DBA Lawyers director Daniel Butler said where an accountant provides a product disclosure statement in respect of an SMSF to the client for an execution only service they need to ensure the client doesn’t perceive this at the accountant providing financial advice.
“Before an accountant provides a PDS to a client, they should ensure that the PDS complies with the Corporations Act in respect of the short form regime and that the PDS is a factual document rather than a marketing document,” said Mr Butler.
“Some PDSs supplied by SMSF document suppliers are more akin to a ‘product spin document’, i.e., a PSD, rather than a PDS.”
Mr Butler said a PSD is designed to encourage a client to establish an SMSF and sets out the many advantages that an SMSF may provide.
He also said accountants should be proactive in notifying their SMSF clients that each SMSF investment strategy should be reviewed and updated on at least an annual basis.

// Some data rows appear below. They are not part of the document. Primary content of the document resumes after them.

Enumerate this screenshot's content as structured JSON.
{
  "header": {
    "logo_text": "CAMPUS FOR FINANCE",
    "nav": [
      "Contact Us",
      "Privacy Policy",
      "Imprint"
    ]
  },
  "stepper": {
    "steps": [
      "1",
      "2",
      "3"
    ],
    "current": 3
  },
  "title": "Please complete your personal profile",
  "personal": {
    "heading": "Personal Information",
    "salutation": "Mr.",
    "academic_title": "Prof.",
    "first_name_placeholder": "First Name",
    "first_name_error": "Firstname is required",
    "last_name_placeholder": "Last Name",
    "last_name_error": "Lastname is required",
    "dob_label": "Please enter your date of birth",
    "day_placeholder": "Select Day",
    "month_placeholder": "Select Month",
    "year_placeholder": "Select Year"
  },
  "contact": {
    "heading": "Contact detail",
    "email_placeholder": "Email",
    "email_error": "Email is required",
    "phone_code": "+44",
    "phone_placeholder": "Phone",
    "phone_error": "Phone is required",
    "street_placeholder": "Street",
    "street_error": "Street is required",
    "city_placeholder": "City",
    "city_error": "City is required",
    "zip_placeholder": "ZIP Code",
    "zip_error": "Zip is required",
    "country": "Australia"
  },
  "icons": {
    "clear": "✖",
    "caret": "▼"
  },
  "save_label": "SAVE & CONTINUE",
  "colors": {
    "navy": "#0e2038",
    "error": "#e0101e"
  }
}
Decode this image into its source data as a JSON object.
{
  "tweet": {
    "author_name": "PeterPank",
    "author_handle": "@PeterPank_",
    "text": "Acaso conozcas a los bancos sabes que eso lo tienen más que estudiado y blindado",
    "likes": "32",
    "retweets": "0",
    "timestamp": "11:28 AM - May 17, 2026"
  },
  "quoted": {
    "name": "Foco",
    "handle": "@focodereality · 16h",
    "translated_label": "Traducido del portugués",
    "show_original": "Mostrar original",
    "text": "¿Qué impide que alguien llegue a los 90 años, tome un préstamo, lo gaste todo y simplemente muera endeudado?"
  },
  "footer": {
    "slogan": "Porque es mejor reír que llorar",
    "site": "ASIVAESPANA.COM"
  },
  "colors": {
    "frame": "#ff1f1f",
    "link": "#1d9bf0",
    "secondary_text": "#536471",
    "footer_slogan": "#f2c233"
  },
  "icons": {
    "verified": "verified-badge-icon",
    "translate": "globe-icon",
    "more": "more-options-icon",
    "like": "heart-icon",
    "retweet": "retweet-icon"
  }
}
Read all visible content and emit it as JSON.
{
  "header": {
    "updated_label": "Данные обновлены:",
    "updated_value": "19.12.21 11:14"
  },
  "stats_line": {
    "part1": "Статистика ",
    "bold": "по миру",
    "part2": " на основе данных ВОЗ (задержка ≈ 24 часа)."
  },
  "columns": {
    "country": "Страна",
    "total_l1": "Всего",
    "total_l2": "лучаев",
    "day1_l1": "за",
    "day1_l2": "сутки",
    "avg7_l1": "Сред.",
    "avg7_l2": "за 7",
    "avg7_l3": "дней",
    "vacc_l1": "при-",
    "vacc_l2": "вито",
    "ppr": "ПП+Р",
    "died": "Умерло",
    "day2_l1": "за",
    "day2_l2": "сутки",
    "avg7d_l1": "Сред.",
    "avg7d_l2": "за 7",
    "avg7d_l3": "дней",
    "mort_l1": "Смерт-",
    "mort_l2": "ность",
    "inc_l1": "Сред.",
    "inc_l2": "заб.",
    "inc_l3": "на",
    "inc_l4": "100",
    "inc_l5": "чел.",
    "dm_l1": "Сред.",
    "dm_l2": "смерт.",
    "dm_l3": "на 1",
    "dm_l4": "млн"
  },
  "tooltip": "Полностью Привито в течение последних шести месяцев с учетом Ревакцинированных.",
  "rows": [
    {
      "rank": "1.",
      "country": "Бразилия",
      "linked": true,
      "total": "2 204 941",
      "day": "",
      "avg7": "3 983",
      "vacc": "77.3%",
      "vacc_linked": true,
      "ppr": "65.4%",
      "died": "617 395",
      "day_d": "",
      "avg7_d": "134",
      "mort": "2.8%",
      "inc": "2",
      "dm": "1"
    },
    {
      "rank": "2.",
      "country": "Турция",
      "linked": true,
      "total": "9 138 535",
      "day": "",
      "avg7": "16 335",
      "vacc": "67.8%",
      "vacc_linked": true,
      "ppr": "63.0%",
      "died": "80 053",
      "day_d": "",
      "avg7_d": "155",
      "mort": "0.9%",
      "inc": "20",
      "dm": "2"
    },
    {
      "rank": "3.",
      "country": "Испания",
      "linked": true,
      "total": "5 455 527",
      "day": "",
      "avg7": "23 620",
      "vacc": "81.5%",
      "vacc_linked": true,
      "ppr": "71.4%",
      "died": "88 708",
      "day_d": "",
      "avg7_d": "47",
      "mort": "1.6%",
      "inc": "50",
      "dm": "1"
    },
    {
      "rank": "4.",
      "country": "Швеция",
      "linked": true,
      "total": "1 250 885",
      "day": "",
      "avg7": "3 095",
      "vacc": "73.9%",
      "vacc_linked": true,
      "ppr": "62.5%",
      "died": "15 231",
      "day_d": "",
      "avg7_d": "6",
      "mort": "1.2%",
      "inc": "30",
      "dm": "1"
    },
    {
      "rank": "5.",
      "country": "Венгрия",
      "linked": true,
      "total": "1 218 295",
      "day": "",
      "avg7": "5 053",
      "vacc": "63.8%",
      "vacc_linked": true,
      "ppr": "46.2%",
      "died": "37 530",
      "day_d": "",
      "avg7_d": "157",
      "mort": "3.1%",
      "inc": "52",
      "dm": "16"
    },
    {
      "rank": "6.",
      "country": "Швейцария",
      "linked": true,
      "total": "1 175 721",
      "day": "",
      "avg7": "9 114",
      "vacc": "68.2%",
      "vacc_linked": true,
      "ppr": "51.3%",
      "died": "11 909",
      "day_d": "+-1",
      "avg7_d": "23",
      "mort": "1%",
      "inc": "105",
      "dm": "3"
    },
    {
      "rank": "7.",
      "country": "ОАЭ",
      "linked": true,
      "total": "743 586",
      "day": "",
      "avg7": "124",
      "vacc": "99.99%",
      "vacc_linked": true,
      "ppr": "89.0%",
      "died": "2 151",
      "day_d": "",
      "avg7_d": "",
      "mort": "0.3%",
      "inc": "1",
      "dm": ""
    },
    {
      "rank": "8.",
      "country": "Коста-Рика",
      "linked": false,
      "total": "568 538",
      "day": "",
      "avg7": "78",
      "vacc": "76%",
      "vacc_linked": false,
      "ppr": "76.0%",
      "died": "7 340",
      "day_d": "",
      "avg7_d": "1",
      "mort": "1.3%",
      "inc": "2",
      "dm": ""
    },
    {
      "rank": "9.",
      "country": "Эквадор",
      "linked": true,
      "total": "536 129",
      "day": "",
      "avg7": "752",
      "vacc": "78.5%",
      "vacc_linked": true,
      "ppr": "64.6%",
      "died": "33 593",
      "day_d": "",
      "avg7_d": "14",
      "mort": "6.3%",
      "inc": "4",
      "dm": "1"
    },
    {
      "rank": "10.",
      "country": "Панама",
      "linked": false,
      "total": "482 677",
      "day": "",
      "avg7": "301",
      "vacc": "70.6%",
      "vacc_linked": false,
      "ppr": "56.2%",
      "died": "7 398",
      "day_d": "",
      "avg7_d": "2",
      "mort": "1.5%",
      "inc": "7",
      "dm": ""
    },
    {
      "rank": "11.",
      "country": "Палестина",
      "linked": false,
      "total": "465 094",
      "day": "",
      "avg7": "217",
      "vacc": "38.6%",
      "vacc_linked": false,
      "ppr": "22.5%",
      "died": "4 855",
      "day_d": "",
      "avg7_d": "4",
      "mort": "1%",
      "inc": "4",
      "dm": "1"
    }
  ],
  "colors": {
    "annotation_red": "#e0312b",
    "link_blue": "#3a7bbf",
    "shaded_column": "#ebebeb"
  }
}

“[The client should be told that] prior investment strategies, including any previous template documents provided by the accountant, should no longer be relied upon and the client should obtain financial planning advice from a financial planner with an AFSL as soon as practicable,” he said.
“Accountants who wish to continue without an AFSL need to make substantial changes to their services and processes to ensure they do not incur significant penalties.”